Davy Hickey mismanagement claim ‘baseless’, court told

Fulman Holdings is claiming mismanagement sufficient to establish shareholder oppression

Businessman Brendan Hickey, who in 1990 formed joint venture Davy Hickey with Davy executives and clients. File photograph: Cyril Byrne
Businessman Brendan Hickey, who in 1990 formed joint venture Davy Hickey with Davy executives and clients. File photograph: Cyril Byrne

An attempt by a minority Davy Hickey group-linked company – which holds property worth about €160 million – to stall the sell-off of the asset portfolio over alleged mismanagement has been described in the High Court as "grotesque", "unstateable" and "baseless".

The claims were made by lawyers for the five directors of Oviedo Ltd, which was set up by Isle of Man-registered Davy Hickey Properties (DHP) to begin the process of realising the full value of the group’s valuable asset base.

Luxembourg-registered Fulman Holdings, a 34 per cent Oviedo shareholder, is claiming mismanagement sufficient to establish shareholder oppression.

It sought an injunction preventing further sell-off of property until the board obtains what it says would be an independent report/valuation on the assets. The injunction, if granted, would remain until there is a full hearing of the alleged oppression/mismanagement claim.

READ SOME MORE

On Friday, Mr Justice Denis McDonald said he needed time to give a little more consideration to the matter and the earliest he would be able to give his decision would be the week after next, depending on the court’s workload.

David Shubotham co-formed Davy Hickey in 1990 with Brendan Hickey and a number of other investors. The firm and its subsidiaries were involved in the development of the Citywest business campus in Dublin along with acquisition/development of other valuable holdings including Leeson Street in Dublin, and in Navan and Bettystown, Co Meath.

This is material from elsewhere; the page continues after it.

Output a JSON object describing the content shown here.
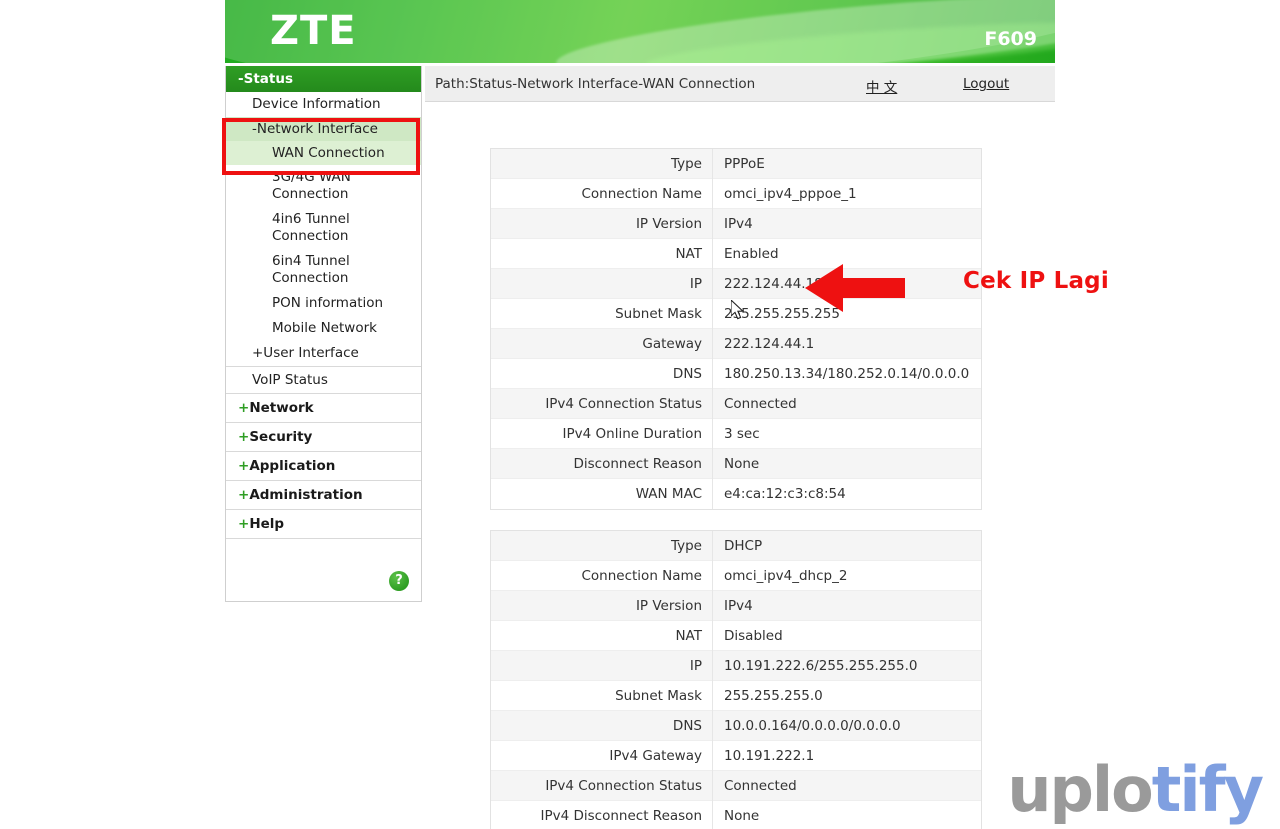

Mr Shubotham claims the mismanagement, amounting to oppression of Oviedo, arises out of a disposal of property strategy which Oviedo had opposed from the beginning. It was claimed the board’s strategy was not maximising the value of the portfolio.

Fulman is suing the five Oviedo directors, who were also directors of DHP, Mr Hickey, its chief executive Hugh Lynn, James Brian Davy, Kyran McLaughlin and Martin Naughton.

It is also suing other shareholders including Davycrest Nominees, Lusard Management, Neil Naughton, Fiona Naughton and Claire Hickey. The injunction was not sought against them however and no wrongdoing is alleged against them. Oviedo itself and DHP are notice parties.

‘Kamikaze strategy’

The board directors, through their lawyers, strongly rejected all claims against them on Friday.

Lyndon MacCann SC, for Brendan Hickey, said there was no legal or factual basis for the Fulman injunction. There was an unfounded allegation that certain of the assets were to be hived off to be sold to Brendan Hickey at an undervalue so the board could “feather his [Hickey’s] nest”.

There was no evidence any board member, or member of their families, was trying to acquire assets and the board and shareholders would not stand for it, he said. To suggest the board not trying to achieve maximum value was baseless and would be a “Kamikaze strategy”.

Declan McGrath SC, for Hugh Lynn, who with his wife owns a tiny shareholding in Oviedo, said in the last 10 years his client had overseen a situation where the asset value had gone from minus €27million to €160 million. That represented 900 per cent growth, something which is a multiple of what major listed companies achieve, he said.

Andrew Fitzpatrick SC, for James Bryan Davy and Kyran McLaughlin, said his clients between them had 100 years of experience advising well known companies on achieving shareholder value. To suggest mismanagement on the basis independent advice had not been obtained before the sell off was “simply an unstateable case”.

Mr McLaughlin was a former chief executive and non-executive director of Davy Stockbrokers which collapsed this year after a record fine for a controversial bond transaction.

Rossa Fanning SC, for Martin Naughton, said Fulman’s efforts to get an oppression claim under company law “on the pitch” was “nothing short of grotesque”.

This was in circumstances where, when Mr Shubotham resigned from Davy Hickey in 2011, its asset value was at minus €27 million. The board members deserved some respect and recognition for their management where that had now increased to €160 million, he said.